Good ideas don’t come with a timeline. You can’t rush creativity, it is believed, and that’s something Stellar Works CEO Yuichiro Hori and Sony Design Center Director Hirotaka Tako understand deeply. In fact, the luminaries of the design, who have been friends for a decade, after many years of conversations and exchanges, have found the right path for the furniture precursor and the technological powerhouse to collaborate. As Tako jokes, ‘Every year we would say, “In five years, what if we did [collab] next year?” Then three years later, we asked ourselves: “So we do next year?” And then finally the idea came up last year.

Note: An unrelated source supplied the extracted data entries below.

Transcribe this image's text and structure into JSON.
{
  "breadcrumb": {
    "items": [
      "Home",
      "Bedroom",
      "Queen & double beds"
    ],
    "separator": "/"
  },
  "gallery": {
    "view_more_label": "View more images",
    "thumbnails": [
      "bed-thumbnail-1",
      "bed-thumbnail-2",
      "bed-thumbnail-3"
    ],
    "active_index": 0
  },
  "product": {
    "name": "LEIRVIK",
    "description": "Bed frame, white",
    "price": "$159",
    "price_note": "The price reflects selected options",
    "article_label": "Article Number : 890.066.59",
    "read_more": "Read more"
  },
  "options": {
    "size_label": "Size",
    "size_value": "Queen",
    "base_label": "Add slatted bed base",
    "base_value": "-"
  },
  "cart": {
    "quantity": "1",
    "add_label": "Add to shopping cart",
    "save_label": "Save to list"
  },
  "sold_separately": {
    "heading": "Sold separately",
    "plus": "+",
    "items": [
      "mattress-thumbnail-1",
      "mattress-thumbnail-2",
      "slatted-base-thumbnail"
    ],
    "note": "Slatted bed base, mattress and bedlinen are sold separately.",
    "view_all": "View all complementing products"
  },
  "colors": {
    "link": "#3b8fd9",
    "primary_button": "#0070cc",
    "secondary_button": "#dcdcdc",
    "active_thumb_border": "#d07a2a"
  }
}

“Staydream”: the digital life of Sony and Stellar Works
(Image credit: Jonathan Hokklo)
Enter ‘Staydream – A Surreal Reality’, a prototype concept unveiled for NYCxDesign 2023 that integrates technology into the way people live (or can optimally live). As Hori says, “we want to show the lifestyle”. Stepping into the Stellar Works showroom in Manhattan, which housed the collaboration during New York Design Week, you discovered a vision of “real space environments to incorporate into your life,” says Taro.
Seven “Experience Zones” have integrated Stellar Works craftsmanship with Sony’s digital ingenuity. For example, “Beyond Wallpaper” combined Calico Wallpaper’s “Escape Collection” with an interactive series of projections from Sony that responded to the occupants of the space and moved with them. The projection moon was controlled by a cup of coffee – walk with the cup and the moon would follow. Users were able to change the scenery by flipping an hourglass-shaped “remote control.”
(Image credit: Jonathan Hokklo)
Perhaps the most pioneering products on display, which will (probably!) eventually land in the hospitality industry, were the ‘Byōbu’ room dividers – their name is taken from the Japanese word for ‘folding screens’. Large-scale wooden room dividers with speakers and other seamlessly integrated technologies can play music but also respond to the immediate surroundings as well as the outside world. It’s raining outside? The ‘Byōbu’ will play rain sounds. Want music for a space that isn’t floating around in another room? The ‘Byōbu’ concentrates the sound in the specific space. “This technology is trying to make your life better, more than just for convenience,” says Taro.
For example, the “Byōbu” screens were integrated into a vignette titled “Feast of Life”, where Stellar Work’s “Everyday” pendant was tied to screen technology. As visitors walked through the room, the lights turned on or off depending on their location. Meanwhile, in the “Nature’s Chorus” display, the “Everyday” pendant and “Byōbu” were synchronized with the sounds of nature outside (like birds) to create “a cave experience,” explains Taro.
(Image credit: Jonathan Hokklo)
And of course, there was Hori’s favorite setup: “I asked Hiro how to run a home theater in bed.” The “Byōbu Bed” has seamlessly integrated sound and projection elements into a self-contained sleeping environment covered in Kvadrat fabric. Imagine a cocoon with entertainment at its feet, sound behind its head, and everything else you might need close at hand (like a champagne rack!). “When I first sketched this one, I still couldn’t believe how it could be produced and designed,” Tako says, but working with the Stellar Works factory, the prototype was completed in just four months.
“If you don’t do these challenges, there’s no discovery, there’s no game changer,” concludes Hori.